Beth Mooney calls for Women’s Ashes to feature more Test cricket

by Wisden Staff 2 minute read

Ahead of a very busy period of cricket for Australia Women, starting with the Ashes series in England in July, and culminating in next year’s T20 World Cup at home, wicket-keeper batter Beth Mooney said that the team is up for the challenge.

After the multi-format Ashes, Australia will travel to West Indies, and then return home for a couple more international series and domestic tournaments, including the Women’s Big Bash League, which is set to be played in its own window, independent of the men’s event, for the first time.

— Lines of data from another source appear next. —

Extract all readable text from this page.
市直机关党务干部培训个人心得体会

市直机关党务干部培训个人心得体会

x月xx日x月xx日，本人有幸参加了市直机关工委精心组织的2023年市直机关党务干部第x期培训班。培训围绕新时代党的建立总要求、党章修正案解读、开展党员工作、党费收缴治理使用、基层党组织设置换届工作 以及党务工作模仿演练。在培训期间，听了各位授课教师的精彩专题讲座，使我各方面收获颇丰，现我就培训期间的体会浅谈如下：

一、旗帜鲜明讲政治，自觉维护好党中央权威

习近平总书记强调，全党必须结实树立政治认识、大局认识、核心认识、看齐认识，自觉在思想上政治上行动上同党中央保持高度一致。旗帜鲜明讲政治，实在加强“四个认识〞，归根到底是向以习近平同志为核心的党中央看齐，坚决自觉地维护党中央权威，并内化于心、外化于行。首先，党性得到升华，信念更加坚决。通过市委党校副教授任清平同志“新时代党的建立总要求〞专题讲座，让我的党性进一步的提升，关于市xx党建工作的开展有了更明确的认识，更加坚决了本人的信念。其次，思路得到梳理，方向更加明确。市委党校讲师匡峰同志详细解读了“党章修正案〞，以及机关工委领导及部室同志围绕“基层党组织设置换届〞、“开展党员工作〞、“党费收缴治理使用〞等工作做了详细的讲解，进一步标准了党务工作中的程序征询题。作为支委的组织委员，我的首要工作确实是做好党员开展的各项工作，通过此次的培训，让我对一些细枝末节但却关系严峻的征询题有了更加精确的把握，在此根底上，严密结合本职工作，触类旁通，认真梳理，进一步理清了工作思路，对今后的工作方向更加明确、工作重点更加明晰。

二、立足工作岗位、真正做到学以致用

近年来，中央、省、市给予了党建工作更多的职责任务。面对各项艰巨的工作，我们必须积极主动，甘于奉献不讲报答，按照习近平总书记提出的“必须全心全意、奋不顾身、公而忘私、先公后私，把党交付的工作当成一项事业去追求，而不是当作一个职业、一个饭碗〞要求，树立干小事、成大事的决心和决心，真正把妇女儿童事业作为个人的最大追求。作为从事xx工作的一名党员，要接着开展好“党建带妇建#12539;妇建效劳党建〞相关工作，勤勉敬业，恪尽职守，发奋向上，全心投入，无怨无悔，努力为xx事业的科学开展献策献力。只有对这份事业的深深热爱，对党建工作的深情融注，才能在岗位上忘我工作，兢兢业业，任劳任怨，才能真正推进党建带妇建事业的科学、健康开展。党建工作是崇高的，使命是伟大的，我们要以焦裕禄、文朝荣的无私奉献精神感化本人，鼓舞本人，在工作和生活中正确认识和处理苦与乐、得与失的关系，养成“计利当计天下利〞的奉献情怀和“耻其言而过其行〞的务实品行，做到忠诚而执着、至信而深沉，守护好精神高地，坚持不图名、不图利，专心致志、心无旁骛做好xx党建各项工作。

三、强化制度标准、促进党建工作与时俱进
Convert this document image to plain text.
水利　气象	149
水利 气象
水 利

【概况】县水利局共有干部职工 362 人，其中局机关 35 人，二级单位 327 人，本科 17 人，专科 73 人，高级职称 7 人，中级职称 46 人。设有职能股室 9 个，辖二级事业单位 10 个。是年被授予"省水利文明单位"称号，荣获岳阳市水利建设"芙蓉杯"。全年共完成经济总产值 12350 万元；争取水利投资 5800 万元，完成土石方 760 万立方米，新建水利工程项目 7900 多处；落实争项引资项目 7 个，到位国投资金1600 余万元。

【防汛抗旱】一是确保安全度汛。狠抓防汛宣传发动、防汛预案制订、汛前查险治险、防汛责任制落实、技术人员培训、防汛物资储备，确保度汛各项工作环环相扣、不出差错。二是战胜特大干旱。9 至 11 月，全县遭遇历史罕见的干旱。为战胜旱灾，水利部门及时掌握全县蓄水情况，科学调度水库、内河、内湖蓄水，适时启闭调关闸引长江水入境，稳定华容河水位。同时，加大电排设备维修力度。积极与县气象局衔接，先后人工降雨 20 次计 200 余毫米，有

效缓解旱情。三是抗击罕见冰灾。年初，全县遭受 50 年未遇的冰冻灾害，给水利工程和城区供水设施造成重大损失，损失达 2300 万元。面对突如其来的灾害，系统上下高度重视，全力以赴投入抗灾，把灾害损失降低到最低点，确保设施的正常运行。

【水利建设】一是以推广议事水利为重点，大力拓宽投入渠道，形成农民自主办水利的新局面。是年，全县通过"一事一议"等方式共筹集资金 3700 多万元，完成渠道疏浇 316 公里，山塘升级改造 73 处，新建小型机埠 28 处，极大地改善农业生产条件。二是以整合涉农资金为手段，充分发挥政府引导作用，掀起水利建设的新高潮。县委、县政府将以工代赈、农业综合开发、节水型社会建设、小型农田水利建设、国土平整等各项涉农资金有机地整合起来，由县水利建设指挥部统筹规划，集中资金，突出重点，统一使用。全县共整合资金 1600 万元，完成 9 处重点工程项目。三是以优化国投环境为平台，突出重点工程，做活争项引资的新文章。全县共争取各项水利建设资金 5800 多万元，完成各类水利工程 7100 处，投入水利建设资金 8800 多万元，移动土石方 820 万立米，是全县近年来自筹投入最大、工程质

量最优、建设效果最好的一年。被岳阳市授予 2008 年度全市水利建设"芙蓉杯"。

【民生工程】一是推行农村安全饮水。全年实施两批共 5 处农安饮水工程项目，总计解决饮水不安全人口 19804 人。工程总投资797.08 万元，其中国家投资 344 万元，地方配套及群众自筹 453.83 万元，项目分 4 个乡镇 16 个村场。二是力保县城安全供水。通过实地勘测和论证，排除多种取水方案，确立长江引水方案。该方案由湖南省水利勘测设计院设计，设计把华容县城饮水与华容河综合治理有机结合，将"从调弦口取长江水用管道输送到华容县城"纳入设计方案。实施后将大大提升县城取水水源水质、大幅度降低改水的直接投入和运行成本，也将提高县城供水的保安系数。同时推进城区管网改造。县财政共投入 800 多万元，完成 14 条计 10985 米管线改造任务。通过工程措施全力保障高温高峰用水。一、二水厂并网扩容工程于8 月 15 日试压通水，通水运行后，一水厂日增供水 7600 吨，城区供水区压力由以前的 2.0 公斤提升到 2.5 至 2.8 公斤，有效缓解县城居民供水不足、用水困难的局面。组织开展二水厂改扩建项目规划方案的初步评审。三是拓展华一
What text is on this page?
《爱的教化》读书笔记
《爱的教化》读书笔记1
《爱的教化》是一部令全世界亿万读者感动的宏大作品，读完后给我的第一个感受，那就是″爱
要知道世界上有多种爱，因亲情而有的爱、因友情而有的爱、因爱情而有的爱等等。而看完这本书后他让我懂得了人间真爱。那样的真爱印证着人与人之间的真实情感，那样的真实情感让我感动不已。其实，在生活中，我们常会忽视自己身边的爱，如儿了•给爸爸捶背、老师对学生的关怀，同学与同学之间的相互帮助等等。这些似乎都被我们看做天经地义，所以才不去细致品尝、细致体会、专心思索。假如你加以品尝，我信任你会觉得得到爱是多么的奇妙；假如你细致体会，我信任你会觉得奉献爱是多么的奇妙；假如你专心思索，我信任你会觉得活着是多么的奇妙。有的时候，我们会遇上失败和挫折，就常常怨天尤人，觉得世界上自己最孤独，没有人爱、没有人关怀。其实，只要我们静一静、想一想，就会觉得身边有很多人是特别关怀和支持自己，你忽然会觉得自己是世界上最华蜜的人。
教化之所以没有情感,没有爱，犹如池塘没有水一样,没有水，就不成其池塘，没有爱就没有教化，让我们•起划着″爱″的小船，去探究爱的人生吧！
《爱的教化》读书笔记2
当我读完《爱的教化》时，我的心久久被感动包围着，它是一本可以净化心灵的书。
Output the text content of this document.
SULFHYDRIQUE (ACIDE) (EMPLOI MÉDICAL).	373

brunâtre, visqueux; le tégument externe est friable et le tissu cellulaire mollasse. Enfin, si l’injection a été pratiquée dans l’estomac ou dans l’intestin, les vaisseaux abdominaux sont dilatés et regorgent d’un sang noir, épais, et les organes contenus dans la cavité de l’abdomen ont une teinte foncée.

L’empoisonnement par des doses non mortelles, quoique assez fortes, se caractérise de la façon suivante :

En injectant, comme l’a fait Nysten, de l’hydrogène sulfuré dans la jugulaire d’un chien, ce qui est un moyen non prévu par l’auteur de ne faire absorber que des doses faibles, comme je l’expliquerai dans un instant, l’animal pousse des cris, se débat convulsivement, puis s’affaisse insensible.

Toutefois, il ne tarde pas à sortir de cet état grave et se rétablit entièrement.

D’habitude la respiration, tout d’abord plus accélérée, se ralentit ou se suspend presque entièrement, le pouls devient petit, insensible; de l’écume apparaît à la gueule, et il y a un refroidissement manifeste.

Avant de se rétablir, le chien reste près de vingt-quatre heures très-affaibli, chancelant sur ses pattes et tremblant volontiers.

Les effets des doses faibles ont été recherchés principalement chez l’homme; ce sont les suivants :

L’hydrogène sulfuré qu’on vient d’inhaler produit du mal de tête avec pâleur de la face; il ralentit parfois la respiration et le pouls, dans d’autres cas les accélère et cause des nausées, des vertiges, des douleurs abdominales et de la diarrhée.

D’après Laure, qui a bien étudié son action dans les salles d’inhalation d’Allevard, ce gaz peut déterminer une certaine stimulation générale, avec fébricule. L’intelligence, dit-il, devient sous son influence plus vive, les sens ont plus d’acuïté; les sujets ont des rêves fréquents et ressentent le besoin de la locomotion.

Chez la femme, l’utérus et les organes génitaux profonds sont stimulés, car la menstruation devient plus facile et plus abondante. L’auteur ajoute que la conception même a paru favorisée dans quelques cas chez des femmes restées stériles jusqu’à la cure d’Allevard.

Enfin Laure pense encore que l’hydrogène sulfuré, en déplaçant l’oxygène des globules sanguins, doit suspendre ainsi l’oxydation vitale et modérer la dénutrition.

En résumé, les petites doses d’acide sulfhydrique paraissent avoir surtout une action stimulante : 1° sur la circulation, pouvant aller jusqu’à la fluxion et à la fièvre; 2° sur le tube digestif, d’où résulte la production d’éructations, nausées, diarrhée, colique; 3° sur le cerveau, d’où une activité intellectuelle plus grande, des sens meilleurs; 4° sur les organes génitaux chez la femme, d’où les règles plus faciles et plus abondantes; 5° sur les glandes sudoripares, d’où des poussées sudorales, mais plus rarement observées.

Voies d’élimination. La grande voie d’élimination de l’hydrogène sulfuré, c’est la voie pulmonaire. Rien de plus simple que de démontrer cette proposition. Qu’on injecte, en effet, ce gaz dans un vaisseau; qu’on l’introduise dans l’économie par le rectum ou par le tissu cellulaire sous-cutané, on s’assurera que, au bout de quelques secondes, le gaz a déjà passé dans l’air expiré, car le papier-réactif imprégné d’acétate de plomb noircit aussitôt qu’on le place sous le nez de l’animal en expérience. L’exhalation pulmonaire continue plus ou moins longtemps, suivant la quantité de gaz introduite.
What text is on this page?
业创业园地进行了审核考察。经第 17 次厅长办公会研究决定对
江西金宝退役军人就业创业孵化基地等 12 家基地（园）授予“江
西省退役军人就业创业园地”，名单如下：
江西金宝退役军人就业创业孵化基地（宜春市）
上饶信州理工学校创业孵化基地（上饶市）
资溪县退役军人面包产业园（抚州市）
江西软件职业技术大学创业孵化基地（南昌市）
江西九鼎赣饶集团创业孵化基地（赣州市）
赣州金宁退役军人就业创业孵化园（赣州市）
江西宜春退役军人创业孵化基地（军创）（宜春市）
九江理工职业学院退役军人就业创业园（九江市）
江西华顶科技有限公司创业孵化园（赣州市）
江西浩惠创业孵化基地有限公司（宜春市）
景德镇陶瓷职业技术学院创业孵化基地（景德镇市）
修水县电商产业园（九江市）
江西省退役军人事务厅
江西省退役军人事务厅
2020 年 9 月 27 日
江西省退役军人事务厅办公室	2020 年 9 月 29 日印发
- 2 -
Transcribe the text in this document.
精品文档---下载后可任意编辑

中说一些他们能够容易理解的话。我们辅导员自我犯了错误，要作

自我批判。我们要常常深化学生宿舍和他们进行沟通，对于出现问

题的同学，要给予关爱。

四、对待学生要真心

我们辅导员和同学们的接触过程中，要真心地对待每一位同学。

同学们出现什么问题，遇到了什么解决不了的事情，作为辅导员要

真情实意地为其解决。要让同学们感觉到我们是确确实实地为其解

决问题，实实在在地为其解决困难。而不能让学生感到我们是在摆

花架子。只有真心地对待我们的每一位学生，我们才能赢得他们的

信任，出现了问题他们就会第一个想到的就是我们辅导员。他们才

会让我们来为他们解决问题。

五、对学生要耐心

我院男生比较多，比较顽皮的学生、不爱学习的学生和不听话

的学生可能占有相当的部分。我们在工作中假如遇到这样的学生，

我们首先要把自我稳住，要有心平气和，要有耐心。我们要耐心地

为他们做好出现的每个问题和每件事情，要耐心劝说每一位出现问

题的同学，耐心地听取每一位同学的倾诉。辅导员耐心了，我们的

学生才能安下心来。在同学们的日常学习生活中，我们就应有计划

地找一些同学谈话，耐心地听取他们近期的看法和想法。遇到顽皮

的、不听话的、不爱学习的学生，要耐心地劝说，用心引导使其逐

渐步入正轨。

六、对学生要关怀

While the packed schedule would leave very little breathing room for the players, who are currently preparing for the Ashes at a training camp in Brisbane, Mooney said that the ambition of defending their T20 World Cup title will keep them going.

“By the end of last season, we were pretty cooked,” she said. “So it was about making sure we got the most out of that six weeks off, with the knowledge that this year would be even busier.

“I think the next 12 months, we’re away somewhere between 150 and 200 days … [but] when that carrot is dangling at the end of the year, people will be pretty up and about for it.”

Despite the hectic season ahead, Mooney felt that the Women’s Ashes should’ve featured at least a couple more Tests. Presently, the series features just the lone Test, apart from three ODIs and three T20Is, with varying number of points assigned for each format.

"Hopefully... moving forward, the Ashes series for the women could be three Tests instead of just one"

“Hopefully… moving forward, the Ashes series for the women could be three Tests instead of just one”

“I think anything that would involve more Test cricket would be a massive bonus for us as international cricketers,” Mooney said. “It’s still the same era, where we’re chomping at the bit to play games and get better.”

Mooney did, however, acknowledge that the multi-format structure made it more viable from a commercial standpoint, although she hoped that a bright future lay ahead for the longest format of the women’s game.

“Once more countries get on board, we might see more of the multi-format series across nations,” she said. “Hopefully, that means moving forward, that the Ashes series for the women could be three Tests instead of just one in the middle of a multi-format…maybe in five years it will be a full-blown Test series.”